BETANEWS.ID, SOLO – Presiden Joko Widodo (Jokowi) menikmati cuti bersama Tahun Baru China dengan berkunjung ke Solo Safari, Senin (23/1/2023). Jokowi datang bersama Ibu Negara Iriana, Gibran Rakabuming Raka dan sang istri, Selvi Ananda ,serta kedua anaknya Jan Ethes Srinarendra dan La Lembah Manah.
Presiden yang beberapa kali menggandeng tangan cucunya itu melihat satwa-satwa yang ada di Solo Safari. Mereka juga tampak menaiki kendaraan wisata listrik sembari mengelilingi taman konservasi satwa itu.

Ditemui usai berkeliling, Presiden Jokowi mengaku kedatangannya ke Solo Safari tersebut berawal dari ajakan Putra Sulungnya yang juga Wali Kota Solo, Gibran Rakabuming Raka.
Baca juga: Solo Safari Buka 27 Januari, Banyak Wahana Baru tapi Harga Tiketnya Naik Segini
“Ya jadi saya diajak Pak Wali untuk melihat pembenahan Taman Jurug, sekarang menjadi Solo Safari. Bagus meskipun belum selesai sudah kelihatan akan menjadi sangat bagus dan menjadi destinasi baru wisata di Kota Solo,” kata Presiden Jokowi.
Menurut Presiden Jokowi, Solo Safari bisa menjadi destinasi wisata baru yang bagus di Solo dan sekitarnya. Dirinya mengaku, kedatangannya murni hanya untuk melihat pembangunan kebun binatang yang dulunya bernama Taman Satwa Taru Jurug (TSTJ) itu.

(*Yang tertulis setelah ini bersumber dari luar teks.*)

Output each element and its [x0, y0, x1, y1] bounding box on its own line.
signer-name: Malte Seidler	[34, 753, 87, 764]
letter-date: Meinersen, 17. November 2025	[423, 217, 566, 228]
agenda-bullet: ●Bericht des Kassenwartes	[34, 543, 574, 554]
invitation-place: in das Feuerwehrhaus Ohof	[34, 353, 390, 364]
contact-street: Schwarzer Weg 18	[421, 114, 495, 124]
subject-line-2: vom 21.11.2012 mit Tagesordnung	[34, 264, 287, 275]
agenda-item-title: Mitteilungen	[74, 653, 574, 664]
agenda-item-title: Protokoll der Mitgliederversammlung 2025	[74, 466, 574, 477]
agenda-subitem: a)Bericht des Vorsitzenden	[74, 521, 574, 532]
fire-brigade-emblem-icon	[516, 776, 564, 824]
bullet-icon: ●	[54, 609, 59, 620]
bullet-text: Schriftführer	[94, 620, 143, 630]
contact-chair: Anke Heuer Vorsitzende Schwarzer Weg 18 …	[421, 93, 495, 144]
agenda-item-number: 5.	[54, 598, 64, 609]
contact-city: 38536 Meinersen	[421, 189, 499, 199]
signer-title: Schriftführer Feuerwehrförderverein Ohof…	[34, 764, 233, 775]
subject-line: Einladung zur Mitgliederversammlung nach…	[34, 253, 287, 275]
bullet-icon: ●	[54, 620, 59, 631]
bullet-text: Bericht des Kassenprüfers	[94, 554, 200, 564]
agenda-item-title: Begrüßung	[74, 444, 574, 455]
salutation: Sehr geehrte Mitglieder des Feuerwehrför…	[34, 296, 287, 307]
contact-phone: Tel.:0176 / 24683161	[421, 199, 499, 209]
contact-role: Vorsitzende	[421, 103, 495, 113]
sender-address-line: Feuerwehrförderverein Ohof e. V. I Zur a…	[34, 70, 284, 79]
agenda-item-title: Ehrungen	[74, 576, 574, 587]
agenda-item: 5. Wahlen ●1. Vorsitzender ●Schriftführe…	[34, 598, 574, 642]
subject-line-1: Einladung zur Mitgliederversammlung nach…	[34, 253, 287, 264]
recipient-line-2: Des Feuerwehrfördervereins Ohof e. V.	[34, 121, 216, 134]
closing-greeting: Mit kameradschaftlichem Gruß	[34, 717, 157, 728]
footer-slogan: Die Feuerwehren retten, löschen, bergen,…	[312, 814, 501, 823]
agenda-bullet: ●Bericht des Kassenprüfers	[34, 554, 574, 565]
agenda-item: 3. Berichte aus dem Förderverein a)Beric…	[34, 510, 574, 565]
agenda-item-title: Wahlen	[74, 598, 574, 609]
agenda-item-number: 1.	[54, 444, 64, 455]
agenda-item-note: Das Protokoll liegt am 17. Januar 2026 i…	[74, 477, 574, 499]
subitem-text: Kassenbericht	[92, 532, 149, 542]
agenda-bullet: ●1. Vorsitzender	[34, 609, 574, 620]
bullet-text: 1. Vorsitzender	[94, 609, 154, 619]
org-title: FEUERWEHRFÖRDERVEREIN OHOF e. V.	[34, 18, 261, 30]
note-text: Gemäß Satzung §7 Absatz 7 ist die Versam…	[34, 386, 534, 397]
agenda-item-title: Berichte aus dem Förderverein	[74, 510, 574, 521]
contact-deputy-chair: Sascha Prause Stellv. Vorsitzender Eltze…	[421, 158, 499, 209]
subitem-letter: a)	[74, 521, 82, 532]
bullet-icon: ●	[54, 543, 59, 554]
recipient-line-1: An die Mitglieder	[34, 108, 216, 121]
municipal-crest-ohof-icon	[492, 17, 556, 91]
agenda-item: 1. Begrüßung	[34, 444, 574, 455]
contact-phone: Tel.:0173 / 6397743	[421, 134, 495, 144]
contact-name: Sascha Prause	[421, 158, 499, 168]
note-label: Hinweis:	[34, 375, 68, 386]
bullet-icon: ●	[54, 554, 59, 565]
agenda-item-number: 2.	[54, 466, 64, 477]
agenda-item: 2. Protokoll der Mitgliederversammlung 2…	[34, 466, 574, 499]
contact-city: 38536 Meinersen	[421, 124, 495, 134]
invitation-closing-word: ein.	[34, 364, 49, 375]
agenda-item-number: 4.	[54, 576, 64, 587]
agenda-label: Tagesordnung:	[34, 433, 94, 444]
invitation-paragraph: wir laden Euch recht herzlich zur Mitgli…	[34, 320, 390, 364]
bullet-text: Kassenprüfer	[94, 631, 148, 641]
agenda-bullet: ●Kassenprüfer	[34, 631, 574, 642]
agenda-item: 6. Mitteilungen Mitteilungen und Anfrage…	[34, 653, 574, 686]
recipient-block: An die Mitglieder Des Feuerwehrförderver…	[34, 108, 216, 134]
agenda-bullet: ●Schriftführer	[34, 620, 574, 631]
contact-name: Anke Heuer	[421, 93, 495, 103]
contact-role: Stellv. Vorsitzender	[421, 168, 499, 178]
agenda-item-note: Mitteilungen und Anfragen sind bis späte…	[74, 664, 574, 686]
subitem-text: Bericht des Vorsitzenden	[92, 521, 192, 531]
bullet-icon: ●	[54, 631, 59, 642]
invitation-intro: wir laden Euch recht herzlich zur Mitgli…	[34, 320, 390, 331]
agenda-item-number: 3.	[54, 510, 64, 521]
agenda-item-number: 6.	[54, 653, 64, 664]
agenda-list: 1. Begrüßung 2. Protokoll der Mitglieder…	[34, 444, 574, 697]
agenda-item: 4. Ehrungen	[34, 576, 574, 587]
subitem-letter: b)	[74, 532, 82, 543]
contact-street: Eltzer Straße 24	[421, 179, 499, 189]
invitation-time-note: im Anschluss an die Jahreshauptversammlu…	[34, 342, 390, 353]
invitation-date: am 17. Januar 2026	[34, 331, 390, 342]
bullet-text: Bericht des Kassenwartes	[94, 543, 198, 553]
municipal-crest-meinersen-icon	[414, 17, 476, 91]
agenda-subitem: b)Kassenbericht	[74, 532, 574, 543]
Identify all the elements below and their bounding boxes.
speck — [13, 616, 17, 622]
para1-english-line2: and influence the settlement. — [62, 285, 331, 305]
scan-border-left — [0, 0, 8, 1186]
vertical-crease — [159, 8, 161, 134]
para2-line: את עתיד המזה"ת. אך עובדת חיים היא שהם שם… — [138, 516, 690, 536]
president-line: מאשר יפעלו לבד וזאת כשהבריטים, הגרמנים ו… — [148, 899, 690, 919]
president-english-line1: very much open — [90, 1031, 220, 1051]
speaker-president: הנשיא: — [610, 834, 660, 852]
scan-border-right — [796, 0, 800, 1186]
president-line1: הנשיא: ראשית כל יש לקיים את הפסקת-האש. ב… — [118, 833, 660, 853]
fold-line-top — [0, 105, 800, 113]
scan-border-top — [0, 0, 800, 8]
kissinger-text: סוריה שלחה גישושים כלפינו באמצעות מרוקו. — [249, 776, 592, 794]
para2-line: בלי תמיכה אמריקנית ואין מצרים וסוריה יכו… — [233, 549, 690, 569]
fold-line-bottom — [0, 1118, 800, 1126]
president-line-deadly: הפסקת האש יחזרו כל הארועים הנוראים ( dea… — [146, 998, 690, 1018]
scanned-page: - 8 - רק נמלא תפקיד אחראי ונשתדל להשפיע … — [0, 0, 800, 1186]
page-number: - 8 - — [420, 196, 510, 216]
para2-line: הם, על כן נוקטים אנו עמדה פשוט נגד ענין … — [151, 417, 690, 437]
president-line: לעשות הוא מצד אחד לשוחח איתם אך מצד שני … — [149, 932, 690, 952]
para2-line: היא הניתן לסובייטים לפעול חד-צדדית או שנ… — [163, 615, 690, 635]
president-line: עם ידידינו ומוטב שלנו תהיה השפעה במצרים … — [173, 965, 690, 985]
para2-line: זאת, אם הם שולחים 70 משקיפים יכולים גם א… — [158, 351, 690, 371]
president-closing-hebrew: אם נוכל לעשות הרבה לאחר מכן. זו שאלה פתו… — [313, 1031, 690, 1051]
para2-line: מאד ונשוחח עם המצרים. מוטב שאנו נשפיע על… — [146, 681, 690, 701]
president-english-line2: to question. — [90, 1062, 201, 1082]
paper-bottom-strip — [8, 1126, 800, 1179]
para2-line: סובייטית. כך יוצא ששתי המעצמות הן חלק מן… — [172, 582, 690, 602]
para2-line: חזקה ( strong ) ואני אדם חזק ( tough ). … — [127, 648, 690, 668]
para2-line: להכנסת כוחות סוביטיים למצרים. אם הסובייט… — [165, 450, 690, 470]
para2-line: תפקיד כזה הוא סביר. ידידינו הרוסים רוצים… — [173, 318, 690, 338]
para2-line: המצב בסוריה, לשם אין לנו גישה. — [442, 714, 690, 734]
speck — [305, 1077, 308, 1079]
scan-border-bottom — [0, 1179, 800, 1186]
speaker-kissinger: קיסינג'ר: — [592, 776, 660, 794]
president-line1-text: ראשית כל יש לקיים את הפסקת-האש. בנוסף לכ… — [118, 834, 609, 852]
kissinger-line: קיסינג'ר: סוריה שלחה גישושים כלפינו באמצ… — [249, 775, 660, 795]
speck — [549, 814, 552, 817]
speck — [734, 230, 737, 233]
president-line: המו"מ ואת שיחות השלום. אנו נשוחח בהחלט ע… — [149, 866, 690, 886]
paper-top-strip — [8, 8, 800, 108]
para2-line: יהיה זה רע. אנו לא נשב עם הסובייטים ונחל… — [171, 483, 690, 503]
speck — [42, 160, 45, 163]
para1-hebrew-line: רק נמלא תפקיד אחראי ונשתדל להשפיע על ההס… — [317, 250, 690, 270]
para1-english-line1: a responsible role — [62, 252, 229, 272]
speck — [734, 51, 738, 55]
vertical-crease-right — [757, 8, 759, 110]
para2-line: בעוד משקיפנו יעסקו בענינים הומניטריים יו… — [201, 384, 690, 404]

“Soft opening tanya ke pengelola. Saya hanya lihat seperti apa saya lihat bagus,” ujar presiden.
Dirinya juga menyebut, pembangunan Solo Safari bisa mendukung aset produktif Kota Solo, seperti halnya Taman Balekambang, Night Market, dan Solo Techno Park.
Baca juga: TSTJ Berubah jadi Solo Safari, Kini Ada Kafe yang Bisa Makan Sambil Lihat Singa
“Ya kan mendukung aset-aset produktif yang ada di Solo nanti ada Solo Safari, Balekambang, Night Market yang di mana itu Subroto ada Techno Park yang bagus juga,” terangnya.
Ditanya apakah ada masukan terkait pembangunan Solo Safari, Presiden Jokowi mengaku tidak memiliki usulan apapun.
“Masukan? Endak ada saya hanya melihat pengen ditunjukkin ya saya datang itu saja, tanyakan ke Pak Wali atau Manajemen di sini yang lebih detail,” katanya.